Investment strategist Ed Yardeni wrote in an overnight note that "oil markets will be in dire straits" if the Strait of Hormuz doesn't open soon. He sketched out looming crisis points that have turned the U.S.-Iran negotiation into the "ultimate game of chicken."

The U.S. blockade of Iranian ports means the country's oil industry is producing too much and storage capacity is quickly filling. Yardeni concludes that Iran has until mid- or late June before storage is maxed out, forcing a sharp cut in production to domestic consumption levels. "The toll on Iran's oil industry and its broader economy is certainly one of President Trump's best negotiating cards," he wrote.

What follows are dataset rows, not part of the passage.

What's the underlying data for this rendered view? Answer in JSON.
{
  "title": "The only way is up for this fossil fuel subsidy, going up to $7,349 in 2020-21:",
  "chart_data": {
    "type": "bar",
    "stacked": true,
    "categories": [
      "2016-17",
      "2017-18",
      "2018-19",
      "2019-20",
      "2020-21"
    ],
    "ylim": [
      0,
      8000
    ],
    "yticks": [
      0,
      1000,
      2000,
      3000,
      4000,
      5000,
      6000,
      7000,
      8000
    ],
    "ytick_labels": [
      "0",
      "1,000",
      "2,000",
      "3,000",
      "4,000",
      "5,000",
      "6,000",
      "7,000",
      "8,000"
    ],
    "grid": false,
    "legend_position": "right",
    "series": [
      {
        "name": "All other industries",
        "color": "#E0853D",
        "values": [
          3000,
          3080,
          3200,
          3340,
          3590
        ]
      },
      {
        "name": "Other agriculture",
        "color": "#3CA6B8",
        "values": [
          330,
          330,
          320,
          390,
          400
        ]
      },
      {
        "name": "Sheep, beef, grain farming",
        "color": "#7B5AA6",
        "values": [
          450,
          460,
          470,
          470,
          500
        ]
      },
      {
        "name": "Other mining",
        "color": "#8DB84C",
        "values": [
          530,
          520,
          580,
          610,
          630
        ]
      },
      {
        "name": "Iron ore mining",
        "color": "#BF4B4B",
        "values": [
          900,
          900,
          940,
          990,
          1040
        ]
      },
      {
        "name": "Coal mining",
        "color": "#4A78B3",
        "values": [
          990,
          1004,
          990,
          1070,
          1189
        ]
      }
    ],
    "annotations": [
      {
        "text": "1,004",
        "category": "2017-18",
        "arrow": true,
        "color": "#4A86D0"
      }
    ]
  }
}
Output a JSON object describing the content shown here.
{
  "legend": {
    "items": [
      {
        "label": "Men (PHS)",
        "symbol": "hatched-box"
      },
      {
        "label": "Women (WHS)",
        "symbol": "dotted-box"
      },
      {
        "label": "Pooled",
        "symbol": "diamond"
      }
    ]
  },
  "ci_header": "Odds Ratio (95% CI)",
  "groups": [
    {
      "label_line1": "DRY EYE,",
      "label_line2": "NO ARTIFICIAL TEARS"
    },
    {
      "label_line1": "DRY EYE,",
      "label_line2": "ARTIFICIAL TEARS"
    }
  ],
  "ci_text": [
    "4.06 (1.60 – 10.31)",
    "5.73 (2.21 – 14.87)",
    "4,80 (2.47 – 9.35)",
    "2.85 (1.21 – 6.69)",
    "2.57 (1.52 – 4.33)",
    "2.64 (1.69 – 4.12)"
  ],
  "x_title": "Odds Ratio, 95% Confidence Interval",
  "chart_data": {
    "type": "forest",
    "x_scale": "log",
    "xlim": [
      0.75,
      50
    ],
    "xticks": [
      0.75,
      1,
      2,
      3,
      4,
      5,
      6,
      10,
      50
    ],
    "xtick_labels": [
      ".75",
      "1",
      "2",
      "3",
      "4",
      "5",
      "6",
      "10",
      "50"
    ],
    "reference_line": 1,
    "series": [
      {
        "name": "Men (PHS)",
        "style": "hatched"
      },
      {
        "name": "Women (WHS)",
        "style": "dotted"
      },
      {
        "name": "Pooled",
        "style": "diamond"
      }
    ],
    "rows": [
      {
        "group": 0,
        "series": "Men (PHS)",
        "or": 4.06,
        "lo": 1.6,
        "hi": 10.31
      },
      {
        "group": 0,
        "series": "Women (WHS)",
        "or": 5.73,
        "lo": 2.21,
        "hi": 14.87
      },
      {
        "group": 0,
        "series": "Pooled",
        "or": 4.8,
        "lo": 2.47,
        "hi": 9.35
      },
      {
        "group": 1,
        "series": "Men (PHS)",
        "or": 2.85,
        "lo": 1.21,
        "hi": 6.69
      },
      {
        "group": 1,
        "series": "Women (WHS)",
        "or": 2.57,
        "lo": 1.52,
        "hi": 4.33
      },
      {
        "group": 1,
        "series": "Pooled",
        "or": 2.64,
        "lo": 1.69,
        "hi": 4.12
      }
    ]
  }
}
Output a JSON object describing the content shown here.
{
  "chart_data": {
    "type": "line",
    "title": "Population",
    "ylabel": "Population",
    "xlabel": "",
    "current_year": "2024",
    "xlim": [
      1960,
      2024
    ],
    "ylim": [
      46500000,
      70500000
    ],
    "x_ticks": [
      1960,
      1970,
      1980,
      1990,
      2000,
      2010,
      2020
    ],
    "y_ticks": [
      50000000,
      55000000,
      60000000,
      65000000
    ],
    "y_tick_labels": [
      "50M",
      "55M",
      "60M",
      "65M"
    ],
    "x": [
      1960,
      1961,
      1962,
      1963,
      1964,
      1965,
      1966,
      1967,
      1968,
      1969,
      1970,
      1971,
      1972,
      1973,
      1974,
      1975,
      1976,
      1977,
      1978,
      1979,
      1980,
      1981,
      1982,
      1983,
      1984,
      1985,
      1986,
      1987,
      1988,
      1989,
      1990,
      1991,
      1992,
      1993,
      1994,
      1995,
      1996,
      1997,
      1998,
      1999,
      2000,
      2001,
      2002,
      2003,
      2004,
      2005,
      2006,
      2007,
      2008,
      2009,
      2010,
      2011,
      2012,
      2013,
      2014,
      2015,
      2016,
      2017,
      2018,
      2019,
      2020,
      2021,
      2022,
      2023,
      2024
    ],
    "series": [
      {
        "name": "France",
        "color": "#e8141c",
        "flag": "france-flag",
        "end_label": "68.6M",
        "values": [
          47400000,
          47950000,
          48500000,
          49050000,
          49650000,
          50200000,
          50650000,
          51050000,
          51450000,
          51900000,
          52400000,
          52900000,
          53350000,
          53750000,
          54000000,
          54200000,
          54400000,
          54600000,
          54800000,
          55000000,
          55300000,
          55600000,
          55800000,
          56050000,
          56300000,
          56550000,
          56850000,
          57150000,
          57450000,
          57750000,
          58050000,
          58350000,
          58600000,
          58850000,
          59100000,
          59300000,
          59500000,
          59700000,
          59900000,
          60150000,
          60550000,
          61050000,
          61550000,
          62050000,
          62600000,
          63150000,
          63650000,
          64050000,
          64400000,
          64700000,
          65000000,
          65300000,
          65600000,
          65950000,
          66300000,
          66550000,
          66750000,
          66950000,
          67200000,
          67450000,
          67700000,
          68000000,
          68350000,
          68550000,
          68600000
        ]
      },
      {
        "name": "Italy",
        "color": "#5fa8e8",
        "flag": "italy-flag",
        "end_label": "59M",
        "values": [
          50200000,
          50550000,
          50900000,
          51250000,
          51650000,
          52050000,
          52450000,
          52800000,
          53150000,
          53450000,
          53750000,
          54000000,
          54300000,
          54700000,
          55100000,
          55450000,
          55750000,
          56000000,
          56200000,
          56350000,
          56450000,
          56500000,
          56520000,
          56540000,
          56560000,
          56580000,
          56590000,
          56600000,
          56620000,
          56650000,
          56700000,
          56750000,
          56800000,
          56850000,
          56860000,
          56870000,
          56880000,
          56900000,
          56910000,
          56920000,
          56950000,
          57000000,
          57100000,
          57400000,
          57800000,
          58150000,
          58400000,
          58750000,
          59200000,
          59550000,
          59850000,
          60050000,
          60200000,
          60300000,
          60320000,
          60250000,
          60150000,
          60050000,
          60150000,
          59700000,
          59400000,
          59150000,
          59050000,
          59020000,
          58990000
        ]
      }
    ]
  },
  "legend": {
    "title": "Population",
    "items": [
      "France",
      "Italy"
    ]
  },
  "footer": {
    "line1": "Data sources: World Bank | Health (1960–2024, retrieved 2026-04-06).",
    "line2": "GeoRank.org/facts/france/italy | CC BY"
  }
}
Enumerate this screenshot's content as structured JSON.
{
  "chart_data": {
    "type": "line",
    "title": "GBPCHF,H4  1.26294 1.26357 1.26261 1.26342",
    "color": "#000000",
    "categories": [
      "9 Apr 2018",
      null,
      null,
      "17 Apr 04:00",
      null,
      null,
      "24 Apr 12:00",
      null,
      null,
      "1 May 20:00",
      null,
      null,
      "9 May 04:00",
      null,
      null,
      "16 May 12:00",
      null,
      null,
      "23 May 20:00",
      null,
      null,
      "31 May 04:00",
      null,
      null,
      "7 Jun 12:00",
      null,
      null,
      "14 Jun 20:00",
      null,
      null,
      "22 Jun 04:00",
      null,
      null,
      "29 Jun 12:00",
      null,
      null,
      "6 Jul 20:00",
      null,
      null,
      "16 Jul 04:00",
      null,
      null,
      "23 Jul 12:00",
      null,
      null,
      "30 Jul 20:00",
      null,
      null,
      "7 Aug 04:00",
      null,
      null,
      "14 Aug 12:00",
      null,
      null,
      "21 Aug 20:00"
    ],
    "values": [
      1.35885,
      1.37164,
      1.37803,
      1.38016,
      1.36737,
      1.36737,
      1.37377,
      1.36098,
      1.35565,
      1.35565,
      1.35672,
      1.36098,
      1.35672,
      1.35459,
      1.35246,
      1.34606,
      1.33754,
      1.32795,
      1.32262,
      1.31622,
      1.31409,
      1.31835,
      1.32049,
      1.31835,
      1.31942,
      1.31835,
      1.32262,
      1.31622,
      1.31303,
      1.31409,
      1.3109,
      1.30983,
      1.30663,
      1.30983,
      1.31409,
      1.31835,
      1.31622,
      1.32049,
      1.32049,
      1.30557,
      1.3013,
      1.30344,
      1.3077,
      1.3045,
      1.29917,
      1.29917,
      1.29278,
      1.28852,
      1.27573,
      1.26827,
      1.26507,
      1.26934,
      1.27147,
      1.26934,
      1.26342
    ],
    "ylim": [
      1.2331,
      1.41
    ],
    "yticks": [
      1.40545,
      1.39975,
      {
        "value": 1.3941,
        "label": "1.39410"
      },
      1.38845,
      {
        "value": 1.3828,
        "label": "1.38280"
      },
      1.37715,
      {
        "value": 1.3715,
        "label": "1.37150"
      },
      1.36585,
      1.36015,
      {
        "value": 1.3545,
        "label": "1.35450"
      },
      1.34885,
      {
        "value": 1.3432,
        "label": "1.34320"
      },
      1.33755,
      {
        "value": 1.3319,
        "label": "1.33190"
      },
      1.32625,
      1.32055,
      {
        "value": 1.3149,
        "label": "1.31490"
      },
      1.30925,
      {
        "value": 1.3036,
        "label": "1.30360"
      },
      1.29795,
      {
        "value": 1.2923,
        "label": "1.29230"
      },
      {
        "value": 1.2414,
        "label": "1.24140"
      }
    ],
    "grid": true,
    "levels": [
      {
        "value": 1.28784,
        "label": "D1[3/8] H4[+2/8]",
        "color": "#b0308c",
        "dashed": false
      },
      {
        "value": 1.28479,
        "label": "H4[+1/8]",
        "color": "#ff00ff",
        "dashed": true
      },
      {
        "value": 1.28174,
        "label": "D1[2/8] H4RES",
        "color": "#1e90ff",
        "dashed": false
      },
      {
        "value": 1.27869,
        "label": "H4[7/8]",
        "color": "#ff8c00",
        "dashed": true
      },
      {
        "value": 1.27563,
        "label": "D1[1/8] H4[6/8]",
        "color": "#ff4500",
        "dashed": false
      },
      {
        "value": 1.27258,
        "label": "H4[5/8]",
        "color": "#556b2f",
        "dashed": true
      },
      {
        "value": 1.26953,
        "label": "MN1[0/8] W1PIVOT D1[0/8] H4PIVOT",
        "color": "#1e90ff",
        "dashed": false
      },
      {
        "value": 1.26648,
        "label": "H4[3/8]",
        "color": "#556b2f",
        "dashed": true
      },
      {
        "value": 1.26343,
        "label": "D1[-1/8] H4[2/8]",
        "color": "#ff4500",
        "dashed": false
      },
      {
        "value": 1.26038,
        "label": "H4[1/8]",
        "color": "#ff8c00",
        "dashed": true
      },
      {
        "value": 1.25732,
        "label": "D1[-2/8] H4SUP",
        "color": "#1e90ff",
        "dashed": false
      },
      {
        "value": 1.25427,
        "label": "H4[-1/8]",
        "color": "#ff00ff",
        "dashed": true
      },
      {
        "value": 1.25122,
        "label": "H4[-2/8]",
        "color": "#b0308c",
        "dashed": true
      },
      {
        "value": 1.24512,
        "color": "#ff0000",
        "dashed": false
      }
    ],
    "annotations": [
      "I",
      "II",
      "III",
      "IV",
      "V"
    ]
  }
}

Yardeni further notes that oil inventories in Asia are already approaching minimum levels, meaning the war-driven dearth of oil imports will soon lead to shortages.

Europe faces the same situation, possibly by late June.

Yardeni highlighted International Energy Agency Director Faith Birol's warning that depleted stocks and high usage during the summer travel season could push global oil markets into "the red zone in July or August."